March 14, 2011

I Just Want More of Jesus. . .

I didn’t know where to go to church. I’d been stuck for months.


By the spring of 2005, I was one of those people who call themselves Christian but live secular lives.


Until one day. I was fed up. I was angry. At God. At the Baptist minister. At my father. At myself. At nobody in particular.
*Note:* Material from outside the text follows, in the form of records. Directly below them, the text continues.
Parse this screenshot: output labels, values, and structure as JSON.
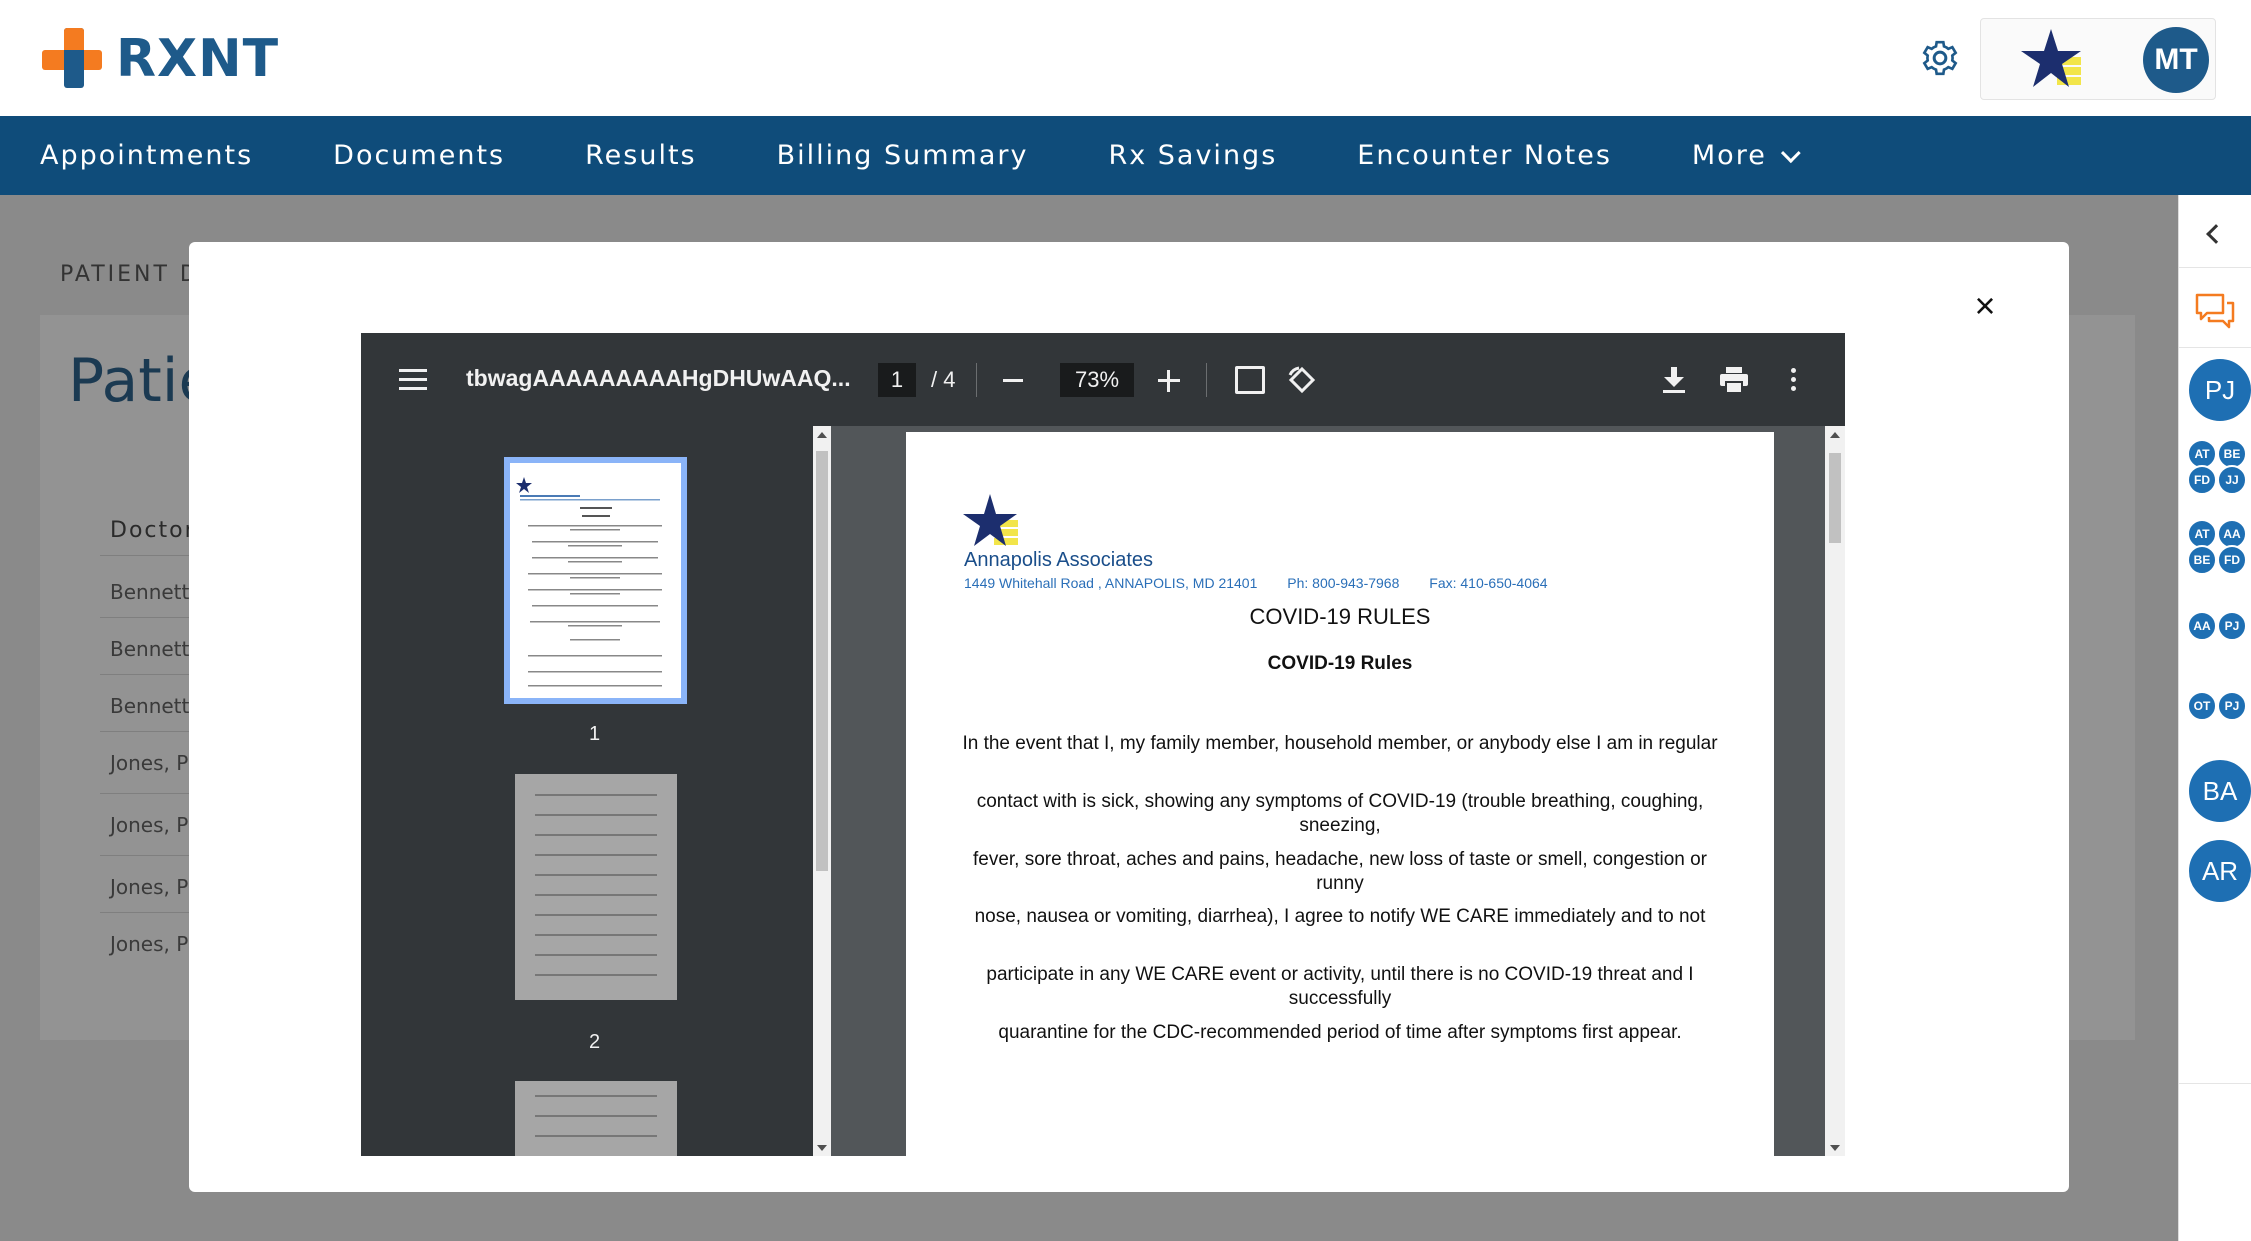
{
  "header": {
    "logo_text": "RXNT",
    "avatar_initials": "MT"
  },
  "nav": {
    "items": [
      "Appointments",
      "Documents",
      "Results",
      "Billing Summary",
      "Rx Savings",
      "Encounter Notes",
      "More"
    ]
  },
  "background": {
    "breadcrumb": "PATIENT D",
    "title": "Patie",
    "column_header": "Doctor",
    "rows": [
      "Bennett,",
      "Bennett,",
      "Bennett,",
      "Jones, P",
      "Jones, P",
      "Jones, P",
      "Jones, P"
    ]
  },
  "rail": {
    "avatars_big": [
      "PJ",
      "BA",
      "AR"
    ],
    "group1": [
      "AT",
      "BE",
      "FD",
      "JJ"
    ],
    "group2": [
      "AT",
      "AA",
      "BE",
      "FD"
    ],
    "group3": [
      "AA",
      "PJ"
    ],
    "group4": [
      "OT",
      "PJ"
    ]
  },
  "modal": {
    "close_label": "×"
  },
  "pdf": {
    "file_name": "tbwagAAAAAAAAAHgDHUwAAQ...",
    "current_page": "1",
    "page_total": "/ 4",
    "zoom": "73%",
    "thumbnails": [
      {
        "label": "1"
      },
      {
        "label": "2"
      }
    ],
    "document": {
      "org_name": "Annapolis Associates",
      "address": "1449 Whitehall Road , ANNAPOLIS, MD 21401",
      "phone": "Ph: 800-943-7968",
      "fax": "Fax: 410-650-4064",
      "heading": "COVID-19 RULES",
      "subheading": "COVID-19 Rules",
      "paragraphs": [
        "In the event that I, my family member, household member, or anybody else I am in regular",
        "contact with is sick, showing any symptoms of COVID-19 (trouble breathing, coughing, sneezing,",
        "fever, sore throat, aches and pains, headache, new loss of taste or smell, congestion or runny",
        "nose, nausea or vomiting, diarrhea), I agree to notify WE CARE immediately and to not",
        "participate in any WE CARE event or activity, until there is no COVID-19 threat and I successfully",
        "quarantine for the CDC-recommended period of time after symptoms first appear."
      ]
    }
  },
  "colors": {
    "brand_blue": "#1e5a8a",
    "brand_orange": "#f47b20",
    "nav_bg": "#0f4c7a",
    "avatar_blue": "#1e6fb3"
  }
}
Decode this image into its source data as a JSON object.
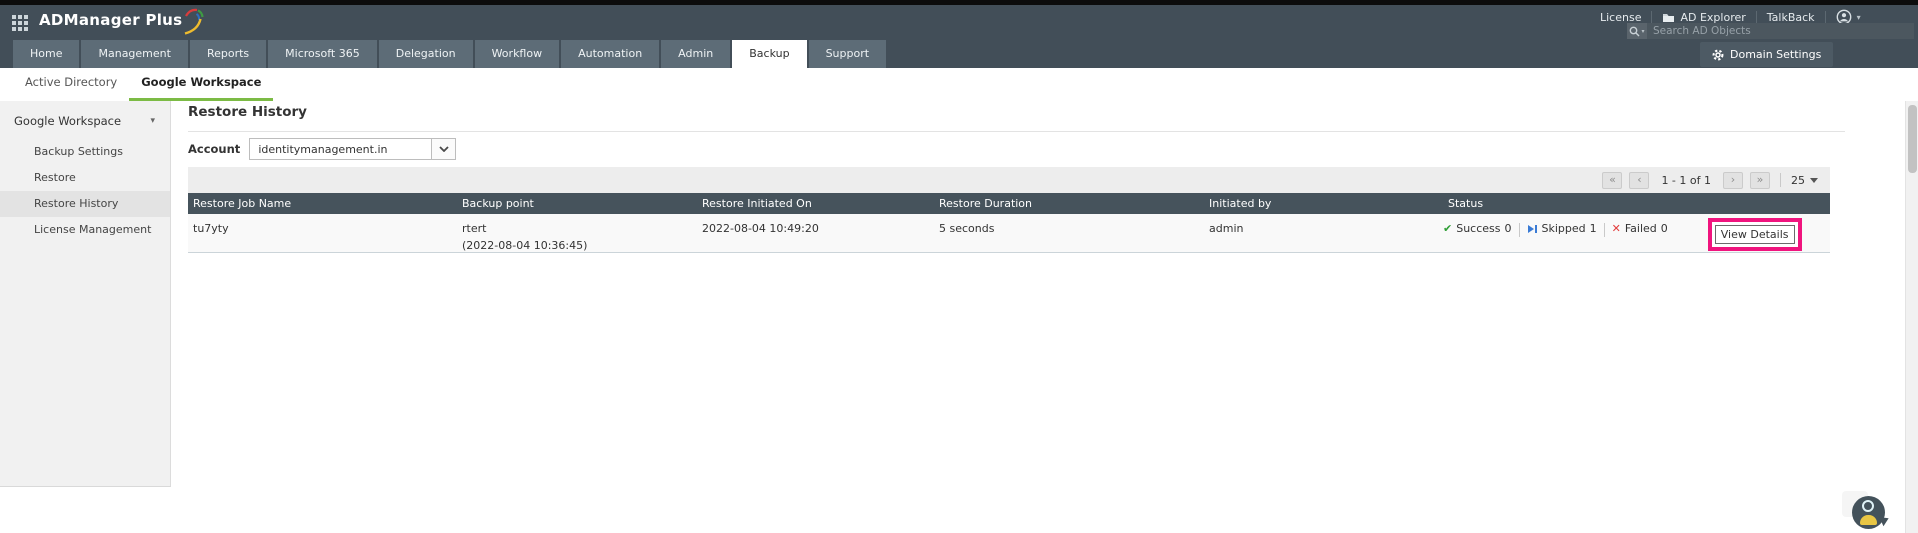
{
  "colors": {
    "header_bg": "#424e58",
    "tab_bg": "#5d6c77",
    "accent_green": "#7cbb45",
    "table_header_bg": "#46535c",
    "highlight_pink": "#f0147e",
    "success_green": "#2e9e35",
    "skipped_blue": "#3a7bd5",
    "failed_red": "#e23b3b"
  },
  "icons": {
    "caret_down": "▾",
    "success_glyph": "✔",
    "failed_glyph": "✕",
    "apps_grid": "3x3-dots",
    "folder": "folder",
    "user": "person-circle",
    "search": "magnifier",
    "gear": "gear",
    "skipped": "skip-to-end",
    "chat": "person-speech-bubble"
  },
  "header": {
    "logo_text": "ADManager Plus",
    "links": {
      "license": "License",
      "ad_explorer": "AD Explorer",
      "talkback": "TalkBack"
    },
    "search": {
      "placeholder": "Search AD Objects"
    },
    "domain_settings": "Domain Settings"
  },
  "nav": {
    "tabs": [
      {
        "label": "Home",
        "active": false
      },
      {
        "label": "Management",
        "active": false
      },
      {
        "label": "Reports",
        "active": false
      },
      {
        "label": "Microsoft 365",
        "active": false
      },
      {
        "label": "Delegation",
        "active": false
      },
      {
        "label": "Workflow",
        "active": false
      },
      {
        "label": "Automation",
        "active": false
      },
      {
        "label": "Admin",
        "active": false
      },
      {
        "label": "Backup",
        "active": true
      },
      {
        "label": "Support",
        "active": false
      }
    ],
    "subtabs": [
      {
        "label": "Active Directory",
        "active": false
      },
      {
        "label": "Google Workspace",
        "active": true
      }
    ]
  },
  "sidebar": {
    "header": "Google Workspace",
    "items": [
      {
        "label": "Backup Settings",
        "active": false
      },
      {
        "label": "Restore",
        "active": false
      },
      {
        "label": "Restore History",
        "active": true
      },
      {
        "label": "License Management",
        "active": false
      }
    ]
  },
  "main": {
    "title": "Restore History",
    "account": {
      "label": "Account",
      "value": "identitymanagement.in"
    },
    "pagination": {
      "first": "«",
      "prev": "‹",
      "range": "1 - 1 of 1",
      "next": "›",
      "last": "»",
      "page_size": "25"
    },
    "table": {
      "columns": [
        "Restore Job Name",
        "Backup point",
        "Restore Initiated On",
        "Restore Duration",
        "Initiated by",
        "Status"
      ],
      "row": {
        "job_name": "tu7yty",
        "backup_point": "rtert",
        "backup_point_time": "(2022-08-04 10:36:45)",
        "initiated_on": "2022-08-04 10:49:20",
        "duration": "5 seconds",
        "initiated_by": "admin",
        "status": [
          {
            "icon": "check",
            "label": "Success",
            "count": "0"
          },
          {
            "icon": "skip",
            "label": "Skipped",
            "count": "1"
          },
          {
            "icon": "cross",
            "label": "Failed",
            "count": "0"
          }
        ],
        "action": "View Details"
      }
    }
  }
}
Something happened as I was driving home from work on a Friday afternoon in March of 2005. I was trying to decide where to got to church on Sunday. This was my usual routine, but I never had an answer. I was stuck.


I remember shaking my fist at God while I was driving and saying out loud, maybe to God, “I just want more of Jesus.”


That’s all. I felt I’d already done every bible study, every retreat, every home group, every conference, blah, blah, blah.


I just wanted more of Jesus. I didn’t know where to go to get any more of Jesus than I already had. I was embarrassed to call myself a Christian, yet still be experiencing this feeling of lack.


Immediately I heard a voice in my spirit saying, “You know, if you were Catholic, you could (potentially) have Jesus every day.”


I knew that voice. I recognized the voice. It was the Holy Spirit. God. He didn’t repeat himself. That’s how I knew. And I also knew enough about the Catholic church by this time, because of conversations with some of my Catholic friends, to know that they had mass in some churches every day, and that the priest would not be the judge as to whether or not I was disposed to receive communion.


I almost had to pull the car over. At first I thought, “O Crap! I have to be Catholic, now? Are you kidding me?” That’s how I talk to God. Then, after a moment. . .”Wow. . .now I have an excuse to be Catholic. . .Cool!”


I started to plan, still making my way home. I thought, “I’ll just jump through all their little hoops, but I won’t really have to change the way I believe, will I?” It hadn’t occurred to me yet that at some point I’d have to say, “Amen” in order to receive communion. And I only had a vague sense then that in order to become Catholic, at some point, they would probably ask me to make some kind of oath. (God has been so patient with me.)


The next week, I started looking up things on the internet like, “How to become Catholic.” That’s how I found out the acronym RCIA, although I still didn’t understand what it was, exactly. I called the closest Catholic church, St. Helen in Georgetown, to find out how to join this “RCIA.” In 2005 the RCIA classes didn’t start until August, but by then the Baptist church in Bertram had called me back to service to direct a children’s musical for Christmas. I wanted to do it, and it was on the same night, Wednesday, as RCIA, so it also gave me an excuse to put off Catholic formation for a while longer.


Apparently, I wasn’t ready for more of Jesus. At least not yet.